Ungesunde Arbeitsbedingungen treiben Krankenstand hoch
Laut einer Analyse der Forscherin Elke Ahlers am Wirtschafts- und Sozialwissenschaftlichen Institut der Hans-Böckler-Stiftung (HBS) sind für die steigenden Krankenstände unter anderem belastende Arbeitsbedingungen, Personalmangel, zu wenig betriebliche Prävention, eine höhere Erwerbsquote älterer Beschäftigter und Veränderungen an der Statistik verantwortlich.
Belastungsfaktoren: Arbeitsverdichtung und Angst vor Jobverlust
Seit den Corona-Jahren befinden sich die Krankenstände in Deutschland im Aufwärtstrend und liegen nun auf einem im historischen Vergleich hohen Niveau. Als Erklärung verweist Ahlers auf Fachkräfteengpässe, die auf zwei Ebenen eine Rolle spielen: Die Angst, den Job zu verlieren, und damit der Druck, krank zur Arbeit zu gehen, sei weniger ausgeprägt. Stärker dürfte sich aber auswirken, dass sich wegen des fehlenden Personals hektische und erschöpfende Arbeitsbedingungen ausbreiten. In vielen Betrieben komme es zu Arbeitsverdichtung, Multitasking und Mehrarbeit. Pausen würden eingeschränkt und der Feierabend sei nicht mehr sicher. Viele Beschäftigte könnten abends schlechter von der Arbeit abschalten. „Das alles wirkt sich auf die Arbeitszufriedenheit, auf das Betriebsklima und letztendlich auf die Gesundheit aus.“
Höhere Fehlzeiten in alternden Belegschaften
Für Eltern kleinerer Kinder würden solche Belastungen noch durch den Mangel an Kita-Plätzen sowie Verkürzungen oder Ausfälle der Betreuung verschärft, heißt es in der Analyse. Ahlers weist zudem darauf hin, dass die Erwerbstätigenquote der 55- bis 64-Jährigen erheblich gestiegen ist. Das sei zwar in vielerlei Hinsicht zu begrüßen, wirke sich aber auch auf den Krankenstand aus, weil krankheitsbedingte Fehlzeiten mit steigendem Alter zunehmen.

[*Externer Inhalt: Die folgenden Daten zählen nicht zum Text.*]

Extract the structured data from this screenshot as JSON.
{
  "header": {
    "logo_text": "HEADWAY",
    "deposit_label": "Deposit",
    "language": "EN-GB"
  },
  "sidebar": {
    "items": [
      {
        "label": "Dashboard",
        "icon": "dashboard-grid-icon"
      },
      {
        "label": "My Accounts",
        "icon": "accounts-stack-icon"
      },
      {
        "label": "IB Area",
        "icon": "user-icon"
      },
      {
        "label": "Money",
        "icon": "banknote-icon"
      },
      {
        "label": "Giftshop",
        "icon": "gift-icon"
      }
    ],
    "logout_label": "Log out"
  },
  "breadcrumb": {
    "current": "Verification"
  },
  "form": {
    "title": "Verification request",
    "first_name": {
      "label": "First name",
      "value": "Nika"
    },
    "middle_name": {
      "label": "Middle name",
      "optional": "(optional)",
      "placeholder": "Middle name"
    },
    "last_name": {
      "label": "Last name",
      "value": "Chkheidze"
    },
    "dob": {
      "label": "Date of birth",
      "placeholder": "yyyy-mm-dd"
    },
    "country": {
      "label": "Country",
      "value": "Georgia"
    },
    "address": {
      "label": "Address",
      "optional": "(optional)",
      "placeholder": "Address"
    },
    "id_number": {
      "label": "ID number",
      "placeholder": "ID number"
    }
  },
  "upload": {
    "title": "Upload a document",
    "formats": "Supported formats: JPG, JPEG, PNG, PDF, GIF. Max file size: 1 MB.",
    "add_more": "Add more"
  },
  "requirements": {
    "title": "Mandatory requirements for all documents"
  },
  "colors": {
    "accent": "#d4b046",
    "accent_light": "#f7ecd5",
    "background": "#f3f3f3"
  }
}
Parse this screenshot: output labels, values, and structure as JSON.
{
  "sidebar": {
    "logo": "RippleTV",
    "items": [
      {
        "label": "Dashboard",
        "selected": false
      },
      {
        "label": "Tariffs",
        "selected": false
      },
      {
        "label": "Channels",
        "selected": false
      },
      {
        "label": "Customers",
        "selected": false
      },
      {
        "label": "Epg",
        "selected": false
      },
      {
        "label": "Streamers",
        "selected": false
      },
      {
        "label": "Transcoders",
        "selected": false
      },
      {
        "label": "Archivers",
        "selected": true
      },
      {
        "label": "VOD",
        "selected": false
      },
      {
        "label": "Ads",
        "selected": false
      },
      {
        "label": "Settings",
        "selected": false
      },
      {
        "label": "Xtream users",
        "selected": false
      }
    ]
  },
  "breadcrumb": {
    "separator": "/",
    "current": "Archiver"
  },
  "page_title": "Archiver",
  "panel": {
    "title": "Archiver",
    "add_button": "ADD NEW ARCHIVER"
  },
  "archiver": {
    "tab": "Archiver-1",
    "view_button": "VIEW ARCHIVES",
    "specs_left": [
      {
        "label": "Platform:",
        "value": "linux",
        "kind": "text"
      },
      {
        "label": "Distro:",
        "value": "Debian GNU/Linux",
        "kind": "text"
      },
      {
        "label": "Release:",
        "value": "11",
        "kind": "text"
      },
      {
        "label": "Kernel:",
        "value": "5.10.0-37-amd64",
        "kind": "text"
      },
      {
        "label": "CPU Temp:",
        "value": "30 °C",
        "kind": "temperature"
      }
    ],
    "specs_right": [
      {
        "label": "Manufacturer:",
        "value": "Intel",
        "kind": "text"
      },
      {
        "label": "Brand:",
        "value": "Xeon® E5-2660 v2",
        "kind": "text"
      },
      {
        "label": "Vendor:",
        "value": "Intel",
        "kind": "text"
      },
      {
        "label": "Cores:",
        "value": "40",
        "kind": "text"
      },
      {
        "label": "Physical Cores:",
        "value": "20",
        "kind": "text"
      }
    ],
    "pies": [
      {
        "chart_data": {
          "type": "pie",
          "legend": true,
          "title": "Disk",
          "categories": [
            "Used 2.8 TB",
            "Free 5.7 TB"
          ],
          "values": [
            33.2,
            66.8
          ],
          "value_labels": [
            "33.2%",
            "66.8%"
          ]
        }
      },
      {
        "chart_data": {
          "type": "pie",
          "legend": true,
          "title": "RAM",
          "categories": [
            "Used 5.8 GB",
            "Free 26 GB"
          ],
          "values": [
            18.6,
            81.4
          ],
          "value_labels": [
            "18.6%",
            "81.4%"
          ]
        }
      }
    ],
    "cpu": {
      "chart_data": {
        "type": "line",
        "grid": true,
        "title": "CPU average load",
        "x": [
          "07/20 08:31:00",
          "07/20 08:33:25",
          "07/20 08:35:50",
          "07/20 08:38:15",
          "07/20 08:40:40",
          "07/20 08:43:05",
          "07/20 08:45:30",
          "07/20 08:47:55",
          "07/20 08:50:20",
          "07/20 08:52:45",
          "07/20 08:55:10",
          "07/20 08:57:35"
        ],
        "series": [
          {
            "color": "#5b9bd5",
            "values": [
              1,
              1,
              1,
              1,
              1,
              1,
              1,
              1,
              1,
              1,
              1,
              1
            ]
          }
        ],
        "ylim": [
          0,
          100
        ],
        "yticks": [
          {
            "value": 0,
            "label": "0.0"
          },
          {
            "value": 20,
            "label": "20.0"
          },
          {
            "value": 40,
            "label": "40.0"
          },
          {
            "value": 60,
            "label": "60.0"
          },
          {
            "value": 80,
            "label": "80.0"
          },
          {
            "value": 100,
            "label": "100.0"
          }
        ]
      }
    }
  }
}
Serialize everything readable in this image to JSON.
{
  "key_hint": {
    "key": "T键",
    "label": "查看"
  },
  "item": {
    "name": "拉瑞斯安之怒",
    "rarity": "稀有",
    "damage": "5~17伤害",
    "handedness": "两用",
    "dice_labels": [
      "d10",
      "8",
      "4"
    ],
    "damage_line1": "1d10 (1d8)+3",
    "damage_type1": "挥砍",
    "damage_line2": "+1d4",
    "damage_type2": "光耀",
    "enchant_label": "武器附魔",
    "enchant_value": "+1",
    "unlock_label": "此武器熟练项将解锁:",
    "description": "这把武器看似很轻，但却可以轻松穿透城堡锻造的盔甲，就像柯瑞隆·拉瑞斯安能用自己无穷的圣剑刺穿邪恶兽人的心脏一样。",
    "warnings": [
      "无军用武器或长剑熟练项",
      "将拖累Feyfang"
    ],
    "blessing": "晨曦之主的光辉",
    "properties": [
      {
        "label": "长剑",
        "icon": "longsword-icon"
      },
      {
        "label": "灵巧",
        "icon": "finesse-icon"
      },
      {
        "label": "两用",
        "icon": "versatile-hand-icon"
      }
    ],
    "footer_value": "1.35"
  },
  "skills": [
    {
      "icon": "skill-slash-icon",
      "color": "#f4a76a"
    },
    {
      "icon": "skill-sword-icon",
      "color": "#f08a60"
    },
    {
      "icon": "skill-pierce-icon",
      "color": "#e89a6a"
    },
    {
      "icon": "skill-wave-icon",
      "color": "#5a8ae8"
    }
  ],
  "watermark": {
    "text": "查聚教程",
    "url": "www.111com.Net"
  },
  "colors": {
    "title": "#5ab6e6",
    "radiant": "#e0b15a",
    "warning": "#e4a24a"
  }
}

Neue digitale Erfassung der Krankenstände
Als weiteren, oft übersehenen Faktor nennt die WSI-Expertin das geänderte digitalisierte Verfahren bei der Erfassung und Weiterleitung von Krankmeldungen. Weil die Krankenkassen nunmehr alle Krankmeldungen digital erhalten, werde eine jahrelange Untererfassung korrigiert.
Überlastung statt Faulheit
Statt sich über eine vermeintlich weniger leistungsbereite arbeitende Bevölkerung zu beklagen, müsse an den relevanten Ursachen der hohen Fehlzeiten angesetzt werden, sagt die WSI-Gesundheitsexpertin. In eigenen Studien hat sie herausgearbeitet, dass vor allem ein wirkungsvoller Schutz vor Überlastung vielfach noch zu kurz kommt. Personalverantwortliche seien dringend gefordert, den Beschäftigten gute und faire Arbeitsbedingungen zu bieten, um den hohen Fehlzeiten entgegenzuwirken. Einseitige Schuldzuweisungen brächten hingegen nur eines: noch mehr Druck und Stress.
Quelle:
Elke Ahlers: Was erklärt den hohen Krankenstand in den Betrieben?